Lukas describes the act as “the innovative, sensible, and fiscally responsible way” to do paid maternity leave. “Unlike other paid leave proposals that require a new payroll tax or government program, this earned leave program works within the existing framework of Social Security.”

Outside of the Independent Women’s Forum, however, I found hardly any support for the Cradle Act in my research; no major news outlets covered it positively. It seems what most people take issue with is the bill’s proposal for how we would pay for paid family leave. As one headline puts it: “Use Social Security to Pay for Parental Leave? That’s a ‘Terrible Idea,’ Experts Say.”

Who’s Paying

The main difference between Gov. Cuomo’s Paid Family Leave policy and the Cradle Act is essentially how they’re funded. In New York’s policy, employees contribute a portion of each paycheck through a payroll tax employers then use to buy paid leave insurance. Jill Terreri Ramos reports for Politifact, “Some experts agreed that New York has the strongest program that is currently active, but they warned that trying to determine the ‘best’ has its pitfalls. Best for whom? Also, each program has its own complexities that can make comparisons difficult.”

At the end of the day, the money has to come from somewhere. If it were up to me in 2012, I would have been happy with either policy or—honestly—any policy at all.

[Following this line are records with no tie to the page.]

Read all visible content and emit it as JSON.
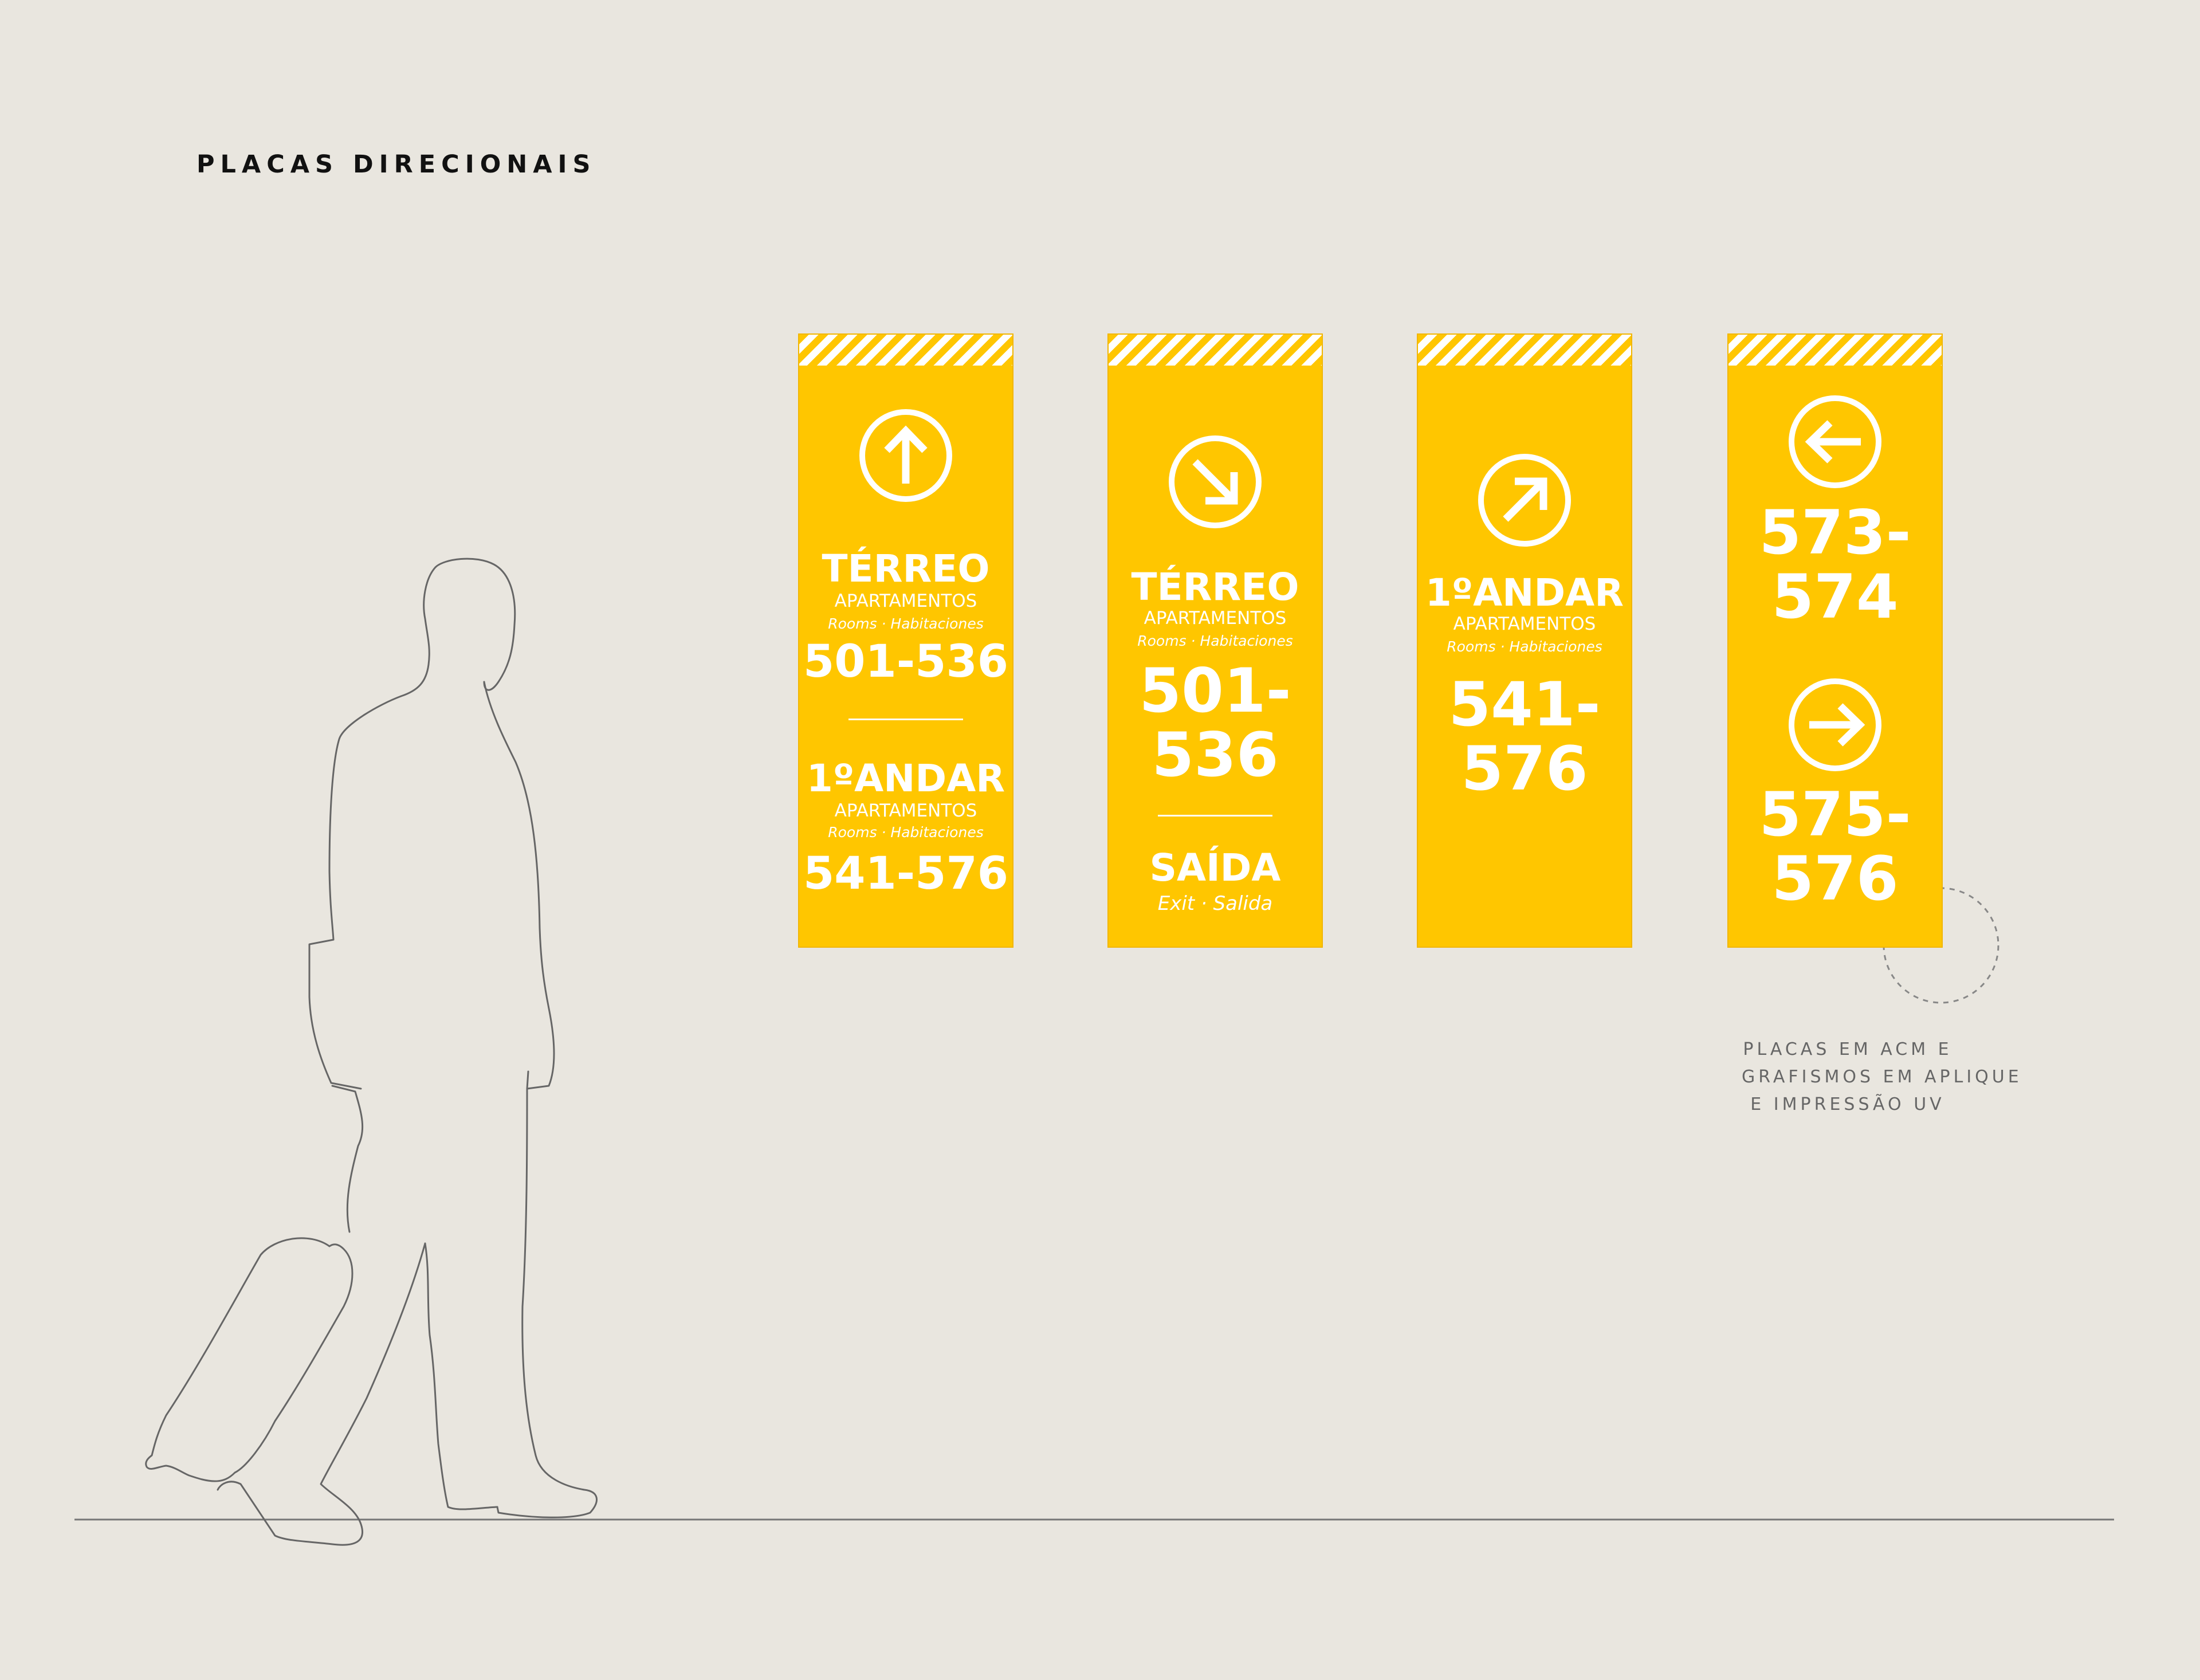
{
  "page": {
    "title": "PLACAS DIRECIONAIS",
    "background_color": "#e9e6df",
    "sign_color": "#ffc600"
  },
  "signs": [
    {
      "icon": "arrow-up-icon",
      "groups": [
        {
          "floor": "TÉRREO",
          "category": "APARTAMENTOS",
          "translation": "Rooms · Habitaciones",
          "range": "501-536"
        },
        {
          "floor": "1ºANDAR",
          "category": "APARTAMENTOS",
          "translation": "Rooms · Habitaciones",
          "range": "541-576"
        }
      ]
    },
    {
      "icon": "arrow-down-right-icon",
      "floor": "TÉRREO",
      "category": "APARTAMENTOS",
      "translation": "Rooms · Habitaciones",
      "range_line1": "501-",
      "range_line2": "536",
      "exit_label": "SAÍDA",
      "exit_translation": "Exit · Salida"
    },
    {
      "icon": "arrow-up-right-icon",
      "floor": "1ºANDAR",
      "category": "APARTAMENTOS",
      "translation": "Rooms · Habitaciones",
      "range_line1": "541-",
      "range_line2": "576"
    },
    {
      "entries": [
        {
          "icon": "arrow-left-icon",
          "range_line1": "573-",
          "range_line2": "574"
        },
        {
          "icon": "arrow-right-icon",
          "range_line1": "575-",
          "range_line2": "576"
        }
      ]
    }
  ],
  "note": {
    "lines": [
      "PLACAS EM ACM E",
      "GRAFISMOS EM APLIQUE",
      "E IMPRESSÃO UV"
    ]
  },
  "figure": {
    "icon": "traveler-with-suitcase-icon"
  }
}
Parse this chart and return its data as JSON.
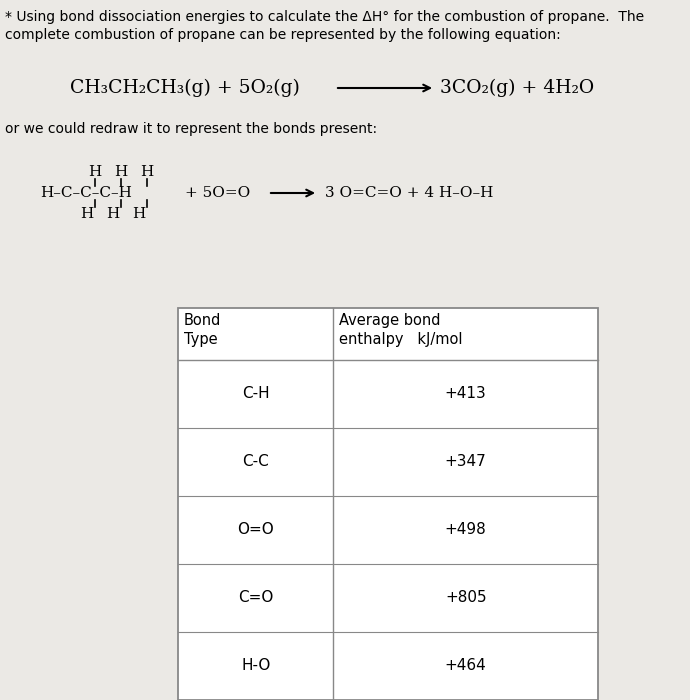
{
  "background_color": "#ebe9e5",
  "text_color": "#000000",
  "fontsize_header": 10.0,
  "fontsize_equation": 13.5,
  "fontsize_struct": 11.0,
  "fontsize_table": 10.5,
  "table_data": [
    [
      "C-H",
      "+413"
    ],
    [
      "C-C",
      "+347"
    ],
    [
      "O=O",
      "+498"
    ],
    [
      "C=O",
      "+805"
    ],
    [
      "H-O",
      "+464"
    ]
  ],
  "line1": "* Using bond dissociation energies to calculate the ΔH° for the combustion of propane.  The",
  "line2": "complete combustion of propane can be represented by the following equation:",
  "redraw_line": "or we could redraw it to represent the bonds present:",
  "eq_left": "CH₃CH₂CH₃(g) + 5O₂(g)",
  "eq_right": "3CO₂(g) + 4H₂O",
  "struct_mid": "H–C–C–C–H",
  "struct_plus": "+ 5O=O",
  "struct_right": "3 O=C=O + 4 H–O–H",
  "top_hhh": "H    H    H",
  "bot_hhh": "H    H    H"
}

As Jen Gann observes at The Cut, the question we need to be asking is, “Would it be better than what we have now?”

The good news is this unpopular bill has resulted in a bipartisan push to address family leave led by Republican Senator Bill Cassidy (LA) and newly elected Democratic Senator Kyrsten Sinema (AZ). As Tara Golshan writes for Vox, “The fact that they’re working together shows Congress is taking on a more serious effort to address family leave in a divided Washington.”

Will the hand that rocks the cradle rule the world? We’ll be quietly watching to find out.